Officials at the Fed are working to prevent that. Multiple policymakers agree that their goal is to increase interest rates at 2% until 2022. This will not disrupt the market. “You could argue the Fed should have started doing this earlier,” says Bowersock Hill, “but it had no choice in order to maintain credibility and get inflation under control.”
Analysts warn that investors need to question whether stocks which have performed well in low rates of interest will continue to do so in higher-interest environments. Investors are less likely to take on risk with tech companies because they are more uncertain and have more questions. Tech companies tend to do worse when borrowing costs are higher and interest rates are higher.
“Investors who look into the future and hold onto tech companies with growth potential aren’t receiving much cash flow,” says Bowersock Hill. “That’s what happens when interest rates go up: the value of a company’s growth declines.”
Concerns about the economy’s direction
It’s difficult to predict what the economy will look like months from now, as some analysts fear the rising interest rates could send the economy into a recession highlighted by a decline in spending—particularly for niche technology products.
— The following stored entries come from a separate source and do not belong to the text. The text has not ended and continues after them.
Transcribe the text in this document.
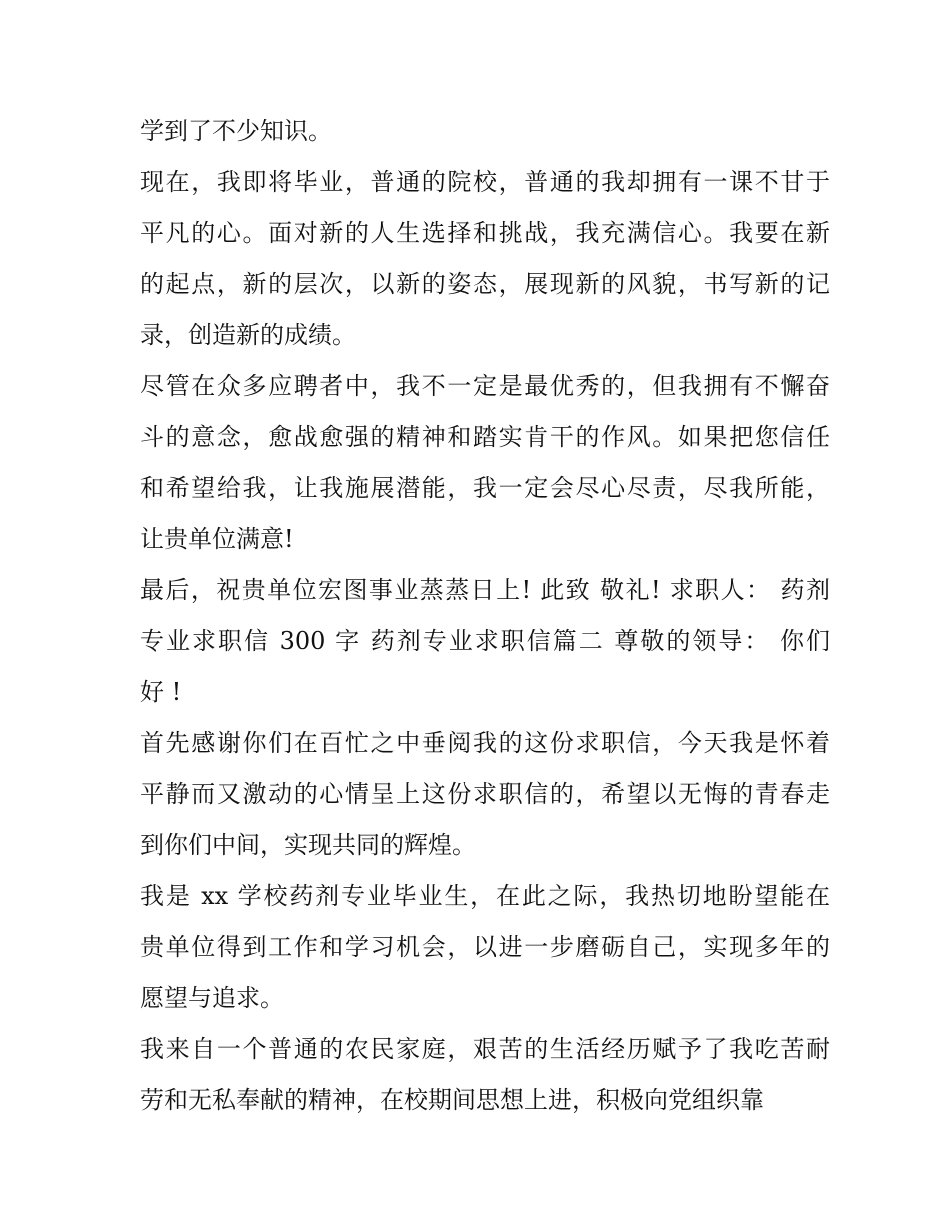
学到了不少知识。
现在，我即将毕业，普通的院校，普通的我却拥有一课不甘于
平凡的心。面对新的人生选择和挑战，我充满信心。我要在新
的起点，新的层次，以新的姿态，展现新的风貌，书写新的记
录，创造新的成绩。
尽管在众多应聘者中，我不一定是最优秀的，但我拥有不懈奋
斗的意念，愈战愈强的精神和踏实肯干的作风。如果把您信任
和希望给我，让我施展潜能，我一定会尽心尽责，尽我所能，
让贵单位满意!
最后，祝贵单位宏图事业蒸蒸日上! 此致 敬礼! 求职人： 药剂
专业求职信 300 字 药剂专业求职信篇二 尊敬的领导： 你们
好 !
首先感谢你们在百忙之中垂阅我的这份求职信，今天我是怀着
平静而又激动的心情呈上这份求职信的，希望以无悔的青春走
到你们中间，实现共同的辉煌。
我是 xx 学校药剂专业毕业生，在此之际，我热切地盼望能在
贵单位得到工作和学习机会，以进一步磨砺自己，实现多年的
愿望与追求。
我来自一个普通的农民家庭，艰苦的生活经历赋予了我吃苦耐
劳和无私奉献的精神，在校期间思想上进，积极向党组织靠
That concern was escalated by a report from the Bureau of Economic Analysis that said the nation’s economy unexpectedly shrank at a 1.4% annualized rate in the first three months of 2022, despite more than a year of rapid growth.
Deutsche Bank, for instance, said last month that it expects a major recession in the U.S. next year, claiming in a report to clients that it’s “highly likely that the Fed will have to step on the brakes even more firmly, and a deep recession will be needed to bring inflation to heel.”
Peter Schiff, CEO and chief global strategist at Euro Pacific Capital, has a similar ominous forecast: “The entire U.S. economy is about to shut down again, but this time it won’t be a dress rehearsal like with [COVID-19],” he wrote on Twitter. Bowersock Hill is not convinced that a recession could be effected, but it’s possible. “The fundamentals of the economy are still very strong,” she says. “We have excellent job numbers, good earnings and consumers have a lot of money on their balance sheets.”
But when people see reports about a possible recession, it can “take a hold on industrial consciousness” and have a “dampening effect” on the economy, Bowersock Hill adds.
As economists try to predict the economy’s broader direction, it seems many are looking at the recent tech stock nosedive as an early indicator of what could happen if a recession hits.